The sterol regulatory element binding protein (SREBP) family of transcription factors controls cellular lipid homeostasis by regulating the expression of genes involved in the synthesis and uptake of cholesterol, fatty acids and triglycerides. Given that hyperlipidaemia is closely associated with the development of metabolic diseases, modulating SREBP activity represents a promising therapeutic strategy. Here, Song and colleagues identify a specific small-molecule inhibitor of SREBP processing, which may be a new lead in the development of novel therapies for type 2 diabetes and atherosclerosis.

The activity of SREBPs is regulated by sterols. High levels of sterols stimulate the association between SREBP cleavage activating protein (SCAP) and insulin-induced gene 1 (INSIG1) protein, which results in retention of SREBP in the endoplasmic reticulum. Low levels of sterols, however, stimulate SCAP-mediated transport of SREBP to the Golgi complex, where it is cleaved and the mature, nuclear form of SREBP is released. Currently available inhibitors of SREBP processing cannot be used clinically as they activate the liver X receptor (LXR), which mediates cholesterol efflux but also upregulates the SREBP1c isoform, which leads to fatty acid synthesis. Song and colleagues therefore aimed to identify a specific SREBP inhibitor and investigate its potential in the treatment of metabolic diseases.

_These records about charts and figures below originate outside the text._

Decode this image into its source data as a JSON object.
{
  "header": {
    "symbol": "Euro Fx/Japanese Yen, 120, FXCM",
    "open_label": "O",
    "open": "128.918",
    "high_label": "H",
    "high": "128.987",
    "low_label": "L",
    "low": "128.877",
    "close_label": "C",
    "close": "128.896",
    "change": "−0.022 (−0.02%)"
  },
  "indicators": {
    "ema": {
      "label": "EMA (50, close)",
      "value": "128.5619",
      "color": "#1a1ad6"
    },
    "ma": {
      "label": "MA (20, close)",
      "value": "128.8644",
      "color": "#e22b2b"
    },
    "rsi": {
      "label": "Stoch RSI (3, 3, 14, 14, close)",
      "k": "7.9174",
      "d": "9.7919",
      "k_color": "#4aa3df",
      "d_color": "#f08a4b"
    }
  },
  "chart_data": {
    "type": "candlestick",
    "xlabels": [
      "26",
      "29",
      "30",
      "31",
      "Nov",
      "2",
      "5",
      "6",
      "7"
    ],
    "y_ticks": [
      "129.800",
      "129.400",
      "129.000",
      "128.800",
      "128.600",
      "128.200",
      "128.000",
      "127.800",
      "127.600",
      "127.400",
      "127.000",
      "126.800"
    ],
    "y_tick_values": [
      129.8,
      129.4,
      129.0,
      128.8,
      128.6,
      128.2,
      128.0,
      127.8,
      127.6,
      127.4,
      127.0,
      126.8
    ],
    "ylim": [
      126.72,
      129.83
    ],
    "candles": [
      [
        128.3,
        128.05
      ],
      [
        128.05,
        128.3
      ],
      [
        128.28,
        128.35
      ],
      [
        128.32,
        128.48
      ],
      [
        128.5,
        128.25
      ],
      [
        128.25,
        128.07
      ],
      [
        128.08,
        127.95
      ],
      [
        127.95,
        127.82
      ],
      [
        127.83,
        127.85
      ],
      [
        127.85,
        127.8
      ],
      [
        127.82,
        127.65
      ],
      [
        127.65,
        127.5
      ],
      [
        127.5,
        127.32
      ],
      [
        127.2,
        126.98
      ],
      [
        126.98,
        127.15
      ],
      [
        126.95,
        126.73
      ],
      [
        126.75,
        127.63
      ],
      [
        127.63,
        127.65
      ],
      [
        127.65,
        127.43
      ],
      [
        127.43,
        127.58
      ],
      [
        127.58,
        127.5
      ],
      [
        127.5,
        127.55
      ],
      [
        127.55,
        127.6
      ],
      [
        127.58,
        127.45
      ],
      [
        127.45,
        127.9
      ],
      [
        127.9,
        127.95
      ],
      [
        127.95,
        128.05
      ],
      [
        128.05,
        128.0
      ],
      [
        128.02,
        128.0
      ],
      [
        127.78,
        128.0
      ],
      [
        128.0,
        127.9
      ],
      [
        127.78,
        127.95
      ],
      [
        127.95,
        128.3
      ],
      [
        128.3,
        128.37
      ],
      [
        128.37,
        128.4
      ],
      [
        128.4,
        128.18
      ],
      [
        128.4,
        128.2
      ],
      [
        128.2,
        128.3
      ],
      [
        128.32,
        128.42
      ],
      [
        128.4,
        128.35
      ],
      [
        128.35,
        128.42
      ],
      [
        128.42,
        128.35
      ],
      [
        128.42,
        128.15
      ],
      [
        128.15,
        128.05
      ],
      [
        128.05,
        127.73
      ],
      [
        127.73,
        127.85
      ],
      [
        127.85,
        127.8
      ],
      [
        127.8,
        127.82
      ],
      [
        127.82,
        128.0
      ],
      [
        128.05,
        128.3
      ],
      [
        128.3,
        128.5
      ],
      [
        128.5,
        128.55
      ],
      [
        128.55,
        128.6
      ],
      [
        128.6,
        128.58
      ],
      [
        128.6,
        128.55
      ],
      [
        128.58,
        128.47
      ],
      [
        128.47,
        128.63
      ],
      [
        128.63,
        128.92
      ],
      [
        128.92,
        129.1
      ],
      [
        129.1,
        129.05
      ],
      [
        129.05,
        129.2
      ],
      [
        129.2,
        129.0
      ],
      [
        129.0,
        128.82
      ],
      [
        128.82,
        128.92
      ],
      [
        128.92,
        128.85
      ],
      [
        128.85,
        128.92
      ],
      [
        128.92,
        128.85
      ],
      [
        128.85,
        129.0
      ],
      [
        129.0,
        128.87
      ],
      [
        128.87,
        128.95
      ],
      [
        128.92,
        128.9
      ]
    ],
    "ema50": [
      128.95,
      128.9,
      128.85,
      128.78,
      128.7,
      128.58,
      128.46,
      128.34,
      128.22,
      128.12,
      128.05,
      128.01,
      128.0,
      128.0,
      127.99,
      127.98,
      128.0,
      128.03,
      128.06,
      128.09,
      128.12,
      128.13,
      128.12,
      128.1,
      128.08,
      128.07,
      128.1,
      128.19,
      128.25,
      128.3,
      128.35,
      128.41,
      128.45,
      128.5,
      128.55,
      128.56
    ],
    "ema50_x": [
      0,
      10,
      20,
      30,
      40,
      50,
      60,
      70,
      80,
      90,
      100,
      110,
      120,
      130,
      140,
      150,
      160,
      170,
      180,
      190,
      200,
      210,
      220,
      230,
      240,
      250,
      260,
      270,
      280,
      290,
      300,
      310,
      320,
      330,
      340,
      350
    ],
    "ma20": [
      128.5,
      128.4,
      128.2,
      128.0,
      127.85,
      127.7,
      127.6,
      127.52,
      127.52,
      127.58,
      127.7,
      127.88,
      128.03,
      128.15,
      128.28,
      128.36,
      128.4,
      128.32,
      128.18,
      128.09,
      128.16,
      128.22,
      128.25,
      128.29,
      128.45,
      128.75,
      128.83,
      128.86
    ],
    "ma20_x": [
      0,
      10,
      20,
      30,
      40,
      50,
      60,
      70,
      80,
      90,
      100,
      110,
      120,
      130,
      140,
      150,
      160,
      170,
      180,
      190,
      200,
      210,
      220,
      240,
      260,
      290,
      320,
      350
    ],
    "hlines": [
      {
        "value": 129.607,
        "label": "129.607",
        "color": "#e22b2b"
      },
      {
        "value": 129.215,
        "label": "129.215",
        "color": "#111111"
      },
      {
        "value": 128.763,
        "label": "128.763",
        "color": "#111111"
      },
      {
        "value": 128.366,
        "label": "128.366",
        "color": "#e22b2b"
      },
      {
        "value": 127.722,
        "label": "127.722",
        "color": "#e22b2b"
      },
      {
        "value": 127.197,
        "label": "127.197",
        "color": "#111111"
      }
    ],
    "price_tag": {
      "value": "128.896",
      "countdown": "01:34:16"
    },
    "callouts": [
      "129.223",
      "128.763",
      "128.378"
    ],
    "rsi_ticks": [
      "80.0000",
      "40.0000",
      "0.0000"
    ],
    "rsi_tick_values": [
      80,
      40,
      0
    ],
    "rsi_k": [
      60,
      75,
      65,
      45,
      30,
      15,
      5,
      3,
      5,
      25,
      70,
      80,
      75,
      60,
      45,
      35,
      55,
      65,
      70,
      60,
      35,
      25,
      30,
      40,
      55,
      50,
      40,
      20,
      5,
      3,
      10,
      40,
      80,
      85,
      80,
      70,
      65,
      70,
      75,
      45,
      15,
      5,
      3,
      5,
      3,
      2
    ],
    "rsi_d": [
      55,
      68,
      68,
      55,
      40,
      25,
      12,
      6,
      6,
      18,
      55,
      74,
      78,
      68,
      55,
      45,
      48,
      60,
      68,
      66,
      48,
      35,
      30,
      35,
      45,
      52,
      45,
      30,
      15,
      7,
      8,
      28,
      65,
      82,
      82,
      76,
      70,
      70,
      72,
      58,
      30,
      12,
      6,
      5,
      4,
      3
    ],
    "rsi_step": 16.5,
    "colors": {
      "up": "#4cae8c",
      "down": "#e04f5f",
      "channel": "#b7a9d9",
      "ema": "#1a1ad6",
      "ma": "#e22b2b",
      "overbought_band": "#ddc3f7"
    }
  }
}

First, using chemical screening, they identified betulin as a potent inhibitor of SREBP activity. Betulin is a pentacyclic triterpene that is abundantly found in birch bark. In in vitro mechanistic studies, betulin was shown to directly bind to SCAP and stimulate its association with INSIG1 by blocking SREBP processing, downregulating genes involved in cholesterol and fatty acid biosynthesis, and decreasing cellular lipid levels. Importantly, betulin was specific for SREBPs and had no effect on the LXR.

To assess the activity of betulin in vivo and demonstrate the therapeutic potential of SREBP inhibition, mice on a Westernized diet (consisting of high fat and high cholesterol) were treated daily by gastric irrigation with either betulin or vehicle control. After 6 weeks, weight gain was lower in betulin-treated mice owing to increased energy expenditure, which suggests that betulin might prevent diet-induced obesity. In accordance with the in vitro studies, betulin decreased lipid levels in serum and tissues, and these effects were mediated through modulation of the SCAP–SREBP pathway.

Furthermore, betulin improved glucose tolerance and insulin sensitivity and lowered the elevated fasting blood glucose level seen in control mice. Moreover, the expression of genes involved in cholesterol and fatty acid synthesis was reduced, whereas white adipose tissue genes that are known to have anti-diabetic and anti-inflammatory effects were upregulated. Finally, in a mouse model of atherosclerosis, 14 weeks of betulin treatment reduced the size and improved the stability of plaques.

Notably, in each of these in vivo studies, betulin was equally or more effective than lovastatin, which is a widely prescribed anti-hypercholesterolaemic drug that acts through a different mechanism and is associated with adverse effects.

In summary, these findings support the concept of inhibiting the SREBP pathway to treat hyper-lipidaemia and associated metabolic diseases, and this approach may offer advantages over existing therapeutic strategies.